Go to contents

Supreme Court ruling confirm‍s zero tolerance to conglomerates

Supreme Court ruling confirm‍s zero tolerance to conglomerates

Posted February. 28, 2014 05:40,   


The Korean business community was shocked after the Supreme Court sentenced 48 months in prison to SK Group Chairman Chey Tae-won and 42 months to SK Group Senior Vice Chairman Chey Jae-won, his younger brother, for embezzlement Thursday. The four-year jail term to the chairman of the SK Group, Korea’s third largest conglomerate, is the strongest punishment among court decisions to the chairmen of conglomerates. It is rare that a court rules a real prison term to the heads of conglomerates.

After being prosecuted for siphoning off 46.5 billion won (43.5 million U.S. dollars) of SK group assets overseas and investing the money in options and futures, Chairman Chey was jailed at the first trial, which sentenced him to four years in prison. The Supreme Court did not accept his lawyers’ claim that additional hearings are needed to find substantial truth. The Supreme Court decides whether the lower court made the correct application and interpretation of law in its ruling, and does not cut the sentence if it is 10 years or less.

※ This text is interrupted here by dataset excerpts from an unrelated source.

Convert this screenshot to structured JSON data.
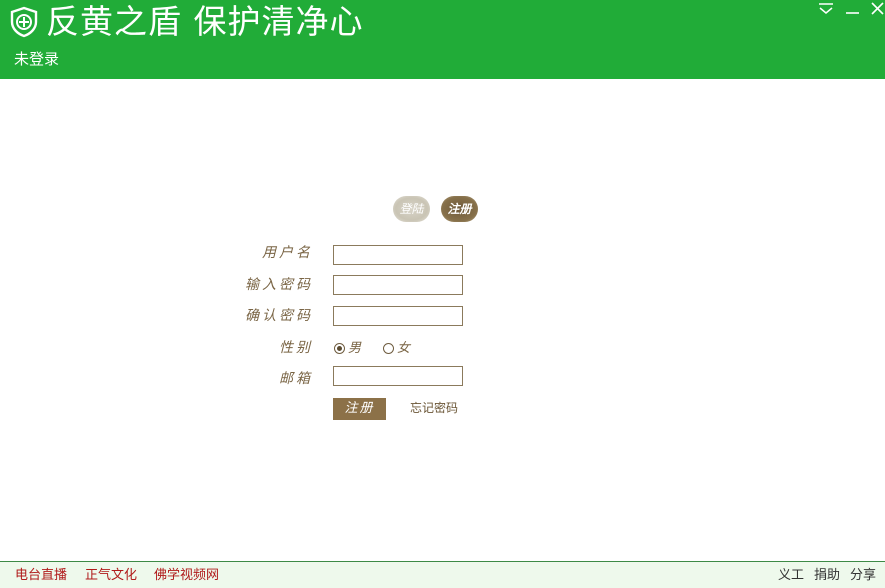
{
  "header": {
    "title": "反黄之盾 保护清净心",
    "login_status": "未登录"
  },
  "tabs": {
    "login": "登陆",
    "register": "注册"
  },
  "form": {
    "username_label": "用户名",
    "password_label": "输入密码",
    "confirm_label": "确认密码",
    "gender_label": "性别",
    "gender_male": "男",
    "gender_female": "女",
    "gender_selected": "男",
    "email_label": "邮箱",
    "username_value": "",
    "password_value": "",
    "confirm_value": "",
    "email_value": "",
    "submit_label": "注册",
    "forgot_label": "忘记密码"
  },
  "footer": {
    "links_left": [
      "电台直播",
      "正气文化",
      "佛学视频网"
    ],
    "links_right": [
      "义工",
      "捐助",
      "分享"
    ]
  },
  "colors": {
    "header_bg": "#21ac38",
    "accent_brown": "#8c7148",
    "footer_link": "#b01a1a"
  },
  "icons": {
    "logo": "shield-plus-icon",
    "menu": "dropdown-menu-icon",
    "minimize": "minimize-icon",
    "close": "close-icon"
  }
}
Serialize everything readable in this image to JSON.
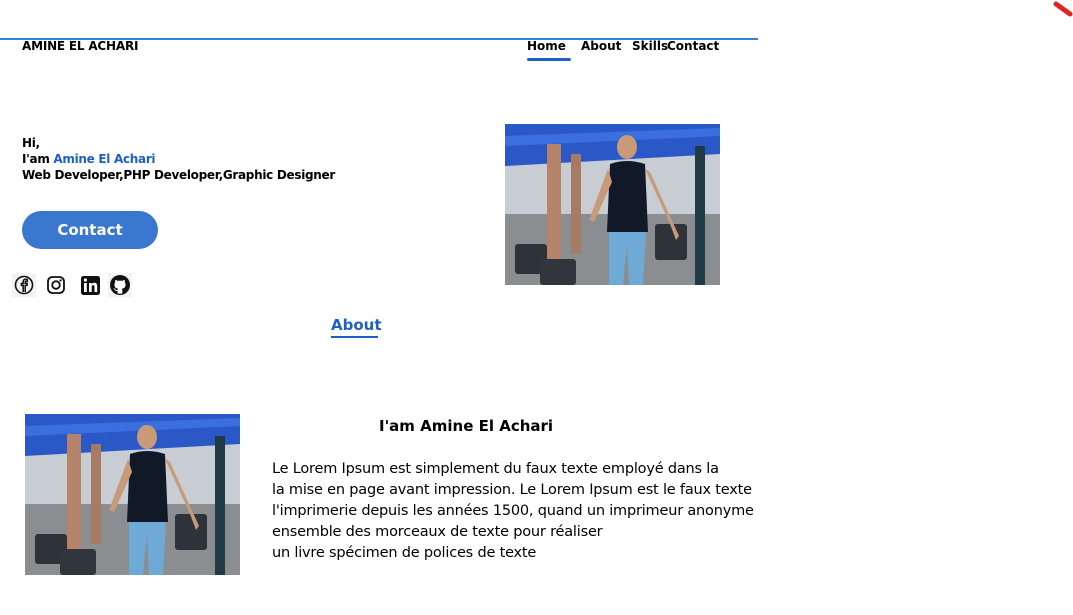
{
  "header": {
    "brand": "AMINE EL ACHARI",
    "nav": [
      "Home",
      "About",
      "Skills",
      "Contact"
    ],
    "accent_color": "#1e5fc8",
    "rule_color": "#2f86d6"
  },
  "hero": {
    "greeting": "Hi,",
    "iam_prefix": "I'am ",
    "name": "Amine El Achari",
    "roles": "Web Developer,PHP Developer,Graphic Designer",
    "contact_button": "Contact",
    "social_icons": [
      "facebook-icon",
      "instagram-icon",
      "linkedin-icon",
      "github-icon"
    ]
  },
  "about": {
    "section_title": "About",
    "heading": "I'am Amine El Achari",
    "paragraph_lines": [
      "Le Lorem Ipsum est simplement du faux texte employé dans la",
      "la mise en page avant impression. Le Lorem Ipsum est le faux texte",
      "l'imprimerie depuis les années 1500, quand un imprimeur anonyme",
      "ensemble des morceaux de texte pour réaliser",
      "un livre spécimen de polices de texte"
    ]
  }
}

The ruling reflected that the judiciary branch has a strong will to punish corporate crime and eliminate the controversy over the claim that the rich are not punished while only the poor are punished. According to the statistics released by the Supreme Court Sentencing Committee, rulings have been 96.7 percent in compliance with the guideline on sentencing in 2009 and 94.3 percent in 2010. It is a step in the right direction that they get rid of the wrong practice of not punishing the wealthy. They should be also careful not to give heavier sentences to the owners of conglomerates just because of the public sentiment.

If a chairman who has strong presence in his conglomerate is absent for a long time, this could lead to the disruption of business operations. For this reason, the SK Group also faced difficulties when it needed to make important business decisions such as launching a new business or a large-scale M&A. The prison term to the Chey brothers could be a crisis to the SK Group. However, as the conglomerate is neither a one-man business nor a mom-and-pop store, professional managers should prove the power of SK.

Whenever a corruption scandal breaks out, conglomerates used to ask for a favorable decision by saying, “Please consider the impact on the national economy.” The first trial court said, “We oppose that the impact on the business community is a major rationale behind mitigating the defendant’s criminal liabilities.” The higher court and the Supreme Court also made the same decision. Businessmen should not expect tolerance to corporate corruption anymore and should abide by laws. Unnecessary regulations that curb business activities must be removed, but those days are over when courts tolerated the illegal activities of the leaders of conglomerates because of their contribution to the national economy.